The coolest part about this trip was that we didn't join in the throng of tourists at the main Great Wall locations open to the public. We found this guy in the hotel we were staying in, and he offered us a deal to have a one-day tour including transportation (him driving a van), meals (home-cooked by village people he knows), and stops at two different points of the Great Wall which are not open to public.
Part One: The Useless Dam (that's what our guide called it)
According to him, some villagers long ago arbitrarily decided to build a dam to store waters from the spring floods, but since they didn't know what they were doing, the dam held no water and has always stood as dry as it is today.
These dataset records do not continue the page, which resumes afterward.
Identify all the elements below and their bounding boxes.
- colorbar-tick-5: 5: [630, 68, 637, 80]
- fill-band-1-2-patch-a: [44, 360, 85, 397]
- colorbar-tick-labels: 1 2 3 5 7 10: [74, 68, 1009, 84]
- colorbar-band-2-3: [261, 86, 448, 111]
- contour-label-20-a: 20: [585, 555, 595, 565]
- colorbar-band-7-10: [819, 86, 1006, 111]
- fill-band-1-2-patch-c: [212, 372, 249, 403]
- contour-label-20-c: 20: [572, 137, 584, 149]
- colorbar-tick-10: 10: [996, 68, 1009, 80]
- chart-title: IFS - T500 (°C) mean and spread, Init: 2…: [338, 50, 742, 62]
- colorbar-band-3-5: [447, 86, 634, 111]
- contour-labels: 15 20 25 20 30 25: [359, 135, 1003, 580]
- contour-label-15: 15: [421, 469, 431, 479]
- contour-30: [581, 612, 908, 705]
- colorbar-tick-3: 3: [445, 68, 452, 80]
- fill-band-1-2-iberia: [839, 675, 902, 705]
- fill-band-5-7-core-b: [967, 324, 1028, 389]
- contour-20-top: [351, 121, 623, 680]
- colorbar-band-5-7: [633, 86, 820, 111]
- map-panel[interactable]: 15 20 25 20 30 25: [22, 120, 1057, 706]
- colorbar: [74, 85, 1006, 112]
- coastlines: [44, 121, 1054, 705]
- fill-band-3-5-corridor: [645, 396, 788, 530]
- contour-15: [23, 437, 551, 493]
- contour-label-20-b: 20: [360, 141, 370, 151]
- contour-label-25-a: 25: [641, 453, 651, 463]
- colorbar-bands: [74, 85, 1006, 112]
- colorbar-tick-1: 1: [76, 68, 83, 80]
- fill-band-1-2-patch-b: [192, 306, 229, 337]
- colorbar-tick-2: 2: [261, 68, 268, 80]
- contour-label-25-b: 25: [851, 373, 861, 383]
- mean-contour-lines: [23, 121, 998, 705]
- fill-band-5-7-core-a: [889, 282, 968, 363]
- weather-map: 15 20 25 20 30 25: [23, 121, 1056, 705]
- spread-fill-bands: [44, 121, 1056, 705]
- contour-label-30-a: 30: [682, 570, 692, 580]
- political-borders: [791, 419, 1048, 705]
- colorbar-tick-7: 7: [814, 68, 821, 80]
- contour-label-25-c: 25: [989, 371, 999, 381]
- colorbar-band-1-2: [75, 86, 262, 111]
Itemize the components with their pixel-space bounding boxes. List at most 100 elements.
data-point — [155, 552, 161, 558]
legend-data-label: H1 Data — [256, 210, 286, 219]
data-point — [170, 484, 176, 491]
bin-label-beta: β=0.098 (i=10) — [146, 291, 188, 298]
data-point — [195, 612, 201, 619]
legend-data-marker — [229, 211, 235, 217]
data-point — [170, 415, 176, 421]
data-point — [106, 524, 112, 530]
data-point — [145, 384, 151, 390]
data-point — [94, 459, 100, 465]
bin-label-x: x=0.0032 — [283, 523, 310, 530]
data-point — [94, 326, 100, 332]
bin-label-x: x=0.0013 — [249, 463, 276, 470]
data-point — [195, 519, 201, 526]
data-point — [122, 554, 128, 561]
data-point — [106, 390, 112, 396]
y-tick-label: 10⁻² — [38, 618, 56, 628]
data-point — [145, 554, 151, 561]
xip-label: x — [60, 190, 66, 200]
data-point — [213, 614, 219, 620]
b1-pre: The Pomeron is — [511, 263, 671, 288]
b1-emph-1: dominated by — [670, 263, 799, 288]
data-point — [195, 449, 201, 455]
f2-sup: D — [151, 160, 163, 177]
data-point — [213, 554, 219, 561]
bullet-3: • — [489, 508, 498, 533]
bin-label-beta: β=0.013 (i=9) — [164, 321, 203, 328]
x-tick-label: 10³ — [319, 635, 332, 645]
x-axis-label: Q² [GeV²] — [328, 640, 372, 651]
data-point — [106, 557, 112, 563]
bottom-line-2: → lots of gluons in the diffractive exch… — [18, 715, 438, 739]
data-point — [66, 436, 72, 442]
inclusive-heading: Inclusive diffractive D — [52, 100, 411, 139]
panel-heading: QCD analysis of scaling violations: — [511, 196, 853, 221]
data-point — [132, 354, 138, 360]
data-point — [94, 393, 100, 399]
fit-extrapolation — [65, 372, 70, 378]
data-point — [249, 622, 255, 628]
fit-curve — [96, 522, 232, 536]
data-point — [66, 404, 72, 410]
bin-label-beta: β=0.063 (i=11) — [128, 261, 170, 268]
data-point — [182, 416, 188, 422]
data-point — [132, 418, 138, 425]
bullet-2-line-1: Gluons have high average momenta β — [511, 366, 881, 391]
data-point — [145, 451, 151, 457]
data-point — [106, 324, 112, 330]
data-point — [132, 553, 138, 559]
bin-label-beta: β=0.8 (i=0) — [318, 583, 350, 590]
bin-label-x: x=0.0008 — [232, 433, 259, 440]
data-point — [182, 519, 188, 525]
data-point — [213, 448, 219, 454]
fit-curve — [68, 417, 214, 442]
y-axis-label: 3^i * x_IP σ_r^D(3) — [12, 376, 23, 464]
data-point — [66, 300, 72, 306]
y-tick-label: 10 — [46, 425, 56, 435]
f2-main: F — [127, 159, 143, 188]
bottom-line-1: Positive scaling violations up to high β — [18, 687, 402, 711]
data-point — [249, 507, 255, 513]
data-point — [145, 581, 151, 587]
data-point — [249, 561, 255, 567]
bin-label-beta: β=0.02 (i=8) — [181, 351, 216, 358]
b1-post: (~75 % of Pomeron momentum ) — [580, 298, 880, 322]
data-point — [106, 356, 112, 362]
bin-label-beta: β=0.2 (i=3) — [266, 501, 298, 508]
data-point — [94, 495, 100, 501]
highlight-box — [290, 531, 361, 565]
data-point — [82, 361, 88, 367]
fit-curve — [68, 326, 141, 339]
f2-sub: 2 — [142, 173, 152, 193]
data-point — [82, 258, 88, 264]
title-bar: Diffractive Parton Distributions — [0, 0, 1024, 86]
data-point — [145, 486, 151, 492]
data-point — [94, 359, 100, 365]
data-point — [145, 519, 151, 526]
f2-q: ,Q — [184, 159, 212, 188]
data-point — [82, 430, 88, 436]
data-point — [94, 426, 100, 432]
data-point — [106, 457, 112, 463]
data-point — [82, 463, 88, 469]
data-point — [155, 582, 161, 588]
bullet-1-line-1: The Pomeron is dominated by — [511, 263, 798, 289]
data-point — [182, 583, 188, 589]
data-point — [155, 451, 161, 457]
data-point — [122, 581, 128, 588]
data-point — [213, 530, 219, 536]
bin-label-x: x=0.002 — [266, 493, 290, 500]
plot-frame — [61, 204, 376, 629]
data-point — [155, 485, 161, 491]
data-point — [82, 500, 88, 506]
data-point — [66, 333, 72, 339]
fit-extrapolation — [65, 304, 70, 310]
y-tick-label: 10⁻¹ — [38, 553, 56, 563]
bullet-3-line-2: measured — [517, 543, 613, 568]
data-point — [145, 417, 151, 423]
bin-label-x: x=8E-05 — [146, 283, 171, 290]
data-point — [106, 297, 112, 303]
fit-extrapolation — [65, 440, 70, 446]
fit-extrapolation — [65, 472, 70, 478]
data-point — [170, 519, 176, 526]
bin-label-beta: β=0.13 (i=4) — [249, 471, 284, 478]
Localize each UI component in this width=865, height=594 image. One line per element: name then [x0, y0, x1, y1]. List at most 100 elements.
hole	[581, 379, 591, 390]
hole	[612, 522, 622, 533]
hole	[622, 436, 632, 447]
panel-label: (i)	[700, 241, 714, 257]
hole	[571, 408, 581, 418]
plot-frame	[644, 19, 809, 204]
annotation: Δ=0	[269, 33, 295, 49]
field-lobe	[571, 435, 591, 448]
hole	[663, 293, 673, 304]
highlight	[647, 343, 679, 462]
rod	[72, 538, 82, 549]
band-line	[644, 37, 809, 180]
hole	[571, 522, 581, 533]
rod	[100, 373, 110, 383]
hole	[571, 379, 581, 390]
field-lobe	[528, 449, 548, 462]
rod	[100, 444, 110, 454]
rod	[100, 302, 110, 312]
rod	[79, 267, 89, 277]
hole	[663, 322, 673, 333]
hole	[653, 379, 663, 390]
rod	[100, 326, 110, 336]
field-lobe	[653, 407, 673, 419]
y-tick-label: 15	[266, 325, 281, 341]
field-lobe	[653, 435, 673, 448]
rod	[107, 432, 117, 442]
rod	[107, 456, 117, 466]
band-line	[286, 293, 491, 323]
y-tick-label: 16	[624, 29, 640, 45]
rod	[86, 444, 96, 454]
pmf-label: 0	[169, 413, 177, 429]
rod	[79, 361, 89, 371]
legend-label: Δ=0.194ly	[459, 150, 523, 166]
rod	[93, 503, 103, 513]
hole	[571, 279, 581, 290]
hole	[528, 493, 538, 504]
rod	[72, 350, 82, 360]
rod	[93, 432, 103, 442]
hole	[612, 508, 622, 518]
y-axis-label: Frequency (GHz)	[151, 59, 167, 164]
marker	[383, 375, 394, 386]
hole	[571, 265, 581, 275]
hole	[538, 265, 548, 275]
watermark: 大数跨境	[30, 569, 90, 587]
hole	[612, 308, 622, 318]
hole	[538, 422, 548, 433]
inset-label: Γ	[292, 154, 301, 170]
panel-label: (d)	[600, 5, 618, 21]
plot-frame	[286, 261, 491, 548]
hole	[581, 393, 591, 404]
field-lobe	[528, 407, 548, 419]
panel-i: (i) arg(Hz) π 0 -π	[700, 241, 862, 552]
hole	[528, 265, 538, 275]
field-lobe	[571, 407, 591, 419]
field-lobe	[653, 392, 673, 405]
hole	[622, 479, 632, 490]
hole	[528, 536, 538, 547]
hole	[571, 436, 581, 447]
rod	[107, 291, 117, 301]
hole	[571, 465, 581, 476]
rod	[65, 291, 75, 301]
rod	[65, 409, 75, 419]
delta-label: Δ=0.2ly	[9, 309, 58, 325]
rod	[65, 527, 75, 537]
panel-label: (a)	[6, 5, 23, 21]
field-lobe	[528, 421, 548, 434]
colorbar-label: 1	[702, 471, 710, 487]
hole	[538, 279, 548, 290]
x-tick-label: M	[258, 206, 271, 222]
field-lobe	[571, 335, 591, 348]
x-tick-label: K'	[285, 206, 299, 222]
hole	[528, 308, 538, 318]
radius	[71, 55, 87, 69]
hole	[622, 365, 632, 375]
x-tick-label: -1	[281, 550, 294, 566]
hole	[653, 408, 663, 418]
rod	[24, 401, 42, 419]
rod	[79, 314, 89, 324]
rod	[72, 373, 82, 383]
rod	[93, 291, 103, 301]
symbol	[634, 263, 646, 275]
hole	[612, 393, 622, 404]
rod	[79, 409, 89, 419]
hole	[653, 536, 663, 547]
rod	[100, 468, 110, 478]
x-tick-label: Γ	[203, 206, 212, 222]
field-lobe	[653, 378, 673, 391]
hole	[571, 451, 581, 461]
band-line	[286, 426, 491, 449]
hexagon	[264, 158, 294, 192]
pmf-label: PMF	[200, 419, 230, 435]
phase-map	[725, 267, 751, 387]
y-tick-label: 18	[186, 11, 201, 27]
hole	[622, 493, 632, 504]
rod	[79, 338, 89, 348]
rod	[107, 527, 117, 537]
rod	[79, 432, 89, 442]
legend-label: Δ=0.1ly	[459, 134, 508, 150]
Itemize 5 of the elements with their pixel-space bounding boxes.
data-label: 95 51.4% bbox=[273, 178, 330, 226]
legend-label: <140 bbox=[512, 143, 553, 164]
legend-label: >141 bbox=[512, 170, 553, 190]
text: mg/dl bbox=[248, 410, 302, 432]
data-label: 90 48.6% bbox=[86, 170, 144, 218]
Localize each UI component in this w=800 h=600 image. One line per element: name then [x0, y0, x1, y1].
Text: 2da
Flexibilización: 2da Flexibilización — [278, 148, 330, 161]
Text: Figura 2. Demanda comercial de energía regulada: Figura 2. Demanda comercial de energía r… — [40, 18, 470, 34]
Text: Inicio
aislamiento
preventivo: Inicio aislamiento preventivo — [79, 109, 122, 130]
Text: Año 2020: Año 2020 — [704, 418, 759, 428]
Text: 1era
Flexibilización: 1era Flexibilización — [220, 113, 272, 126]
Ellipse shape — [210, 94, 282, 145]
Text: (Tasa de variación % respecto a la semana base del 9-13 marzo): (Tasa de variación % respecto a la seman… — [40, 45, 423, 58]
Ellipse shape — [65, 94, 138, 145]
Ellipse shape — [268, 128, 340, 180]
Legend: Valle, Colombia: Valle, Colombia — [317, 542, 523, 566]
We began at the dam and walked a little way out along the Wall, and it was completely free of other tourists so we got some pretty epic pictures.
Lunch break: Village by the Dam
We were served a delicious lunch of home-cooked food in the village after coming down from our first stretch of walking along the Wall. The highlight was a grilled fish freshly caught in a nearby river, seasoned with something amazing. I will never look at fish the same way again. We enjoyed our rest in the intensely air-conditioned guest room they provided, since it was overwhelmingly hot outside with extremely high humidity. Walking for just five or ten minutes resulted in sweating like pigs, yum. The air was so humid it was hard to breathe.
In this village, many of the old houses were actually built from bricks that villagers generations ago stole from the base of the wall that was conveniently nearby. The government is now in the process of offering new bricks to families to keep them from stealing more. The locals take advantage of this by making sure their application for new bricks coincides with the marriage of a son or daughter so that a house for the new couple can be built with the free materials. An old house indicates lack of children/grandchildren of marrying age, and a new one indicates a recent wedding.
The main section of the useless dam. |
epic. |
nice hats; a gift from our guide |
some ridiculously steep stairs |
so. hot. ;D |
Part Three: Fruit Orchard and Hike
We then drove the van to another section of the Wall even more secluded than the last. The way up to the Wall was a path through an orchard growing various things including chestnuts, corn, and peach/nectarine type things. The sounds of insects was pretty loud but soothing at the same time, and we appreciated the shade under the trees even though it didn't really help with the heat. We had a local guide for this part of the tour, a woman who proclaimed herself a Guardian of the Wall and a descendant of the workers who built it ages ago. She stopped at a place where we could fill out bottles with cold, clean water from a mountain stream. The water was refreshing and a little bit sweet, and also great to just dump over our heads (at this point everything was soaked with sweat and my hair looked like I had just gotten out of the shower anyway).
We approached the base of the Great Wall and saw that this section had never been maintained by the government (since it's technically closed to public and only those villagers know the way up), so there was no way to actually walk on the Wall as we had done before. The Wall itself was heavily overgrown with trees and shrubs already, and we followed our guide on a tiny footpath along the outside of it going up the hill. It was tough going as the plants growing along the barely-existent path were often prickly, and the ground was either sandy or covered with sharp gravel. I was wearing plastic flip-flops....for some reason...>_<
The climb was worth the scrapes and sweating though, since we got this amazing view that looked like something from a movie or a travel guidebook. This is something you definitely can't see just any old day.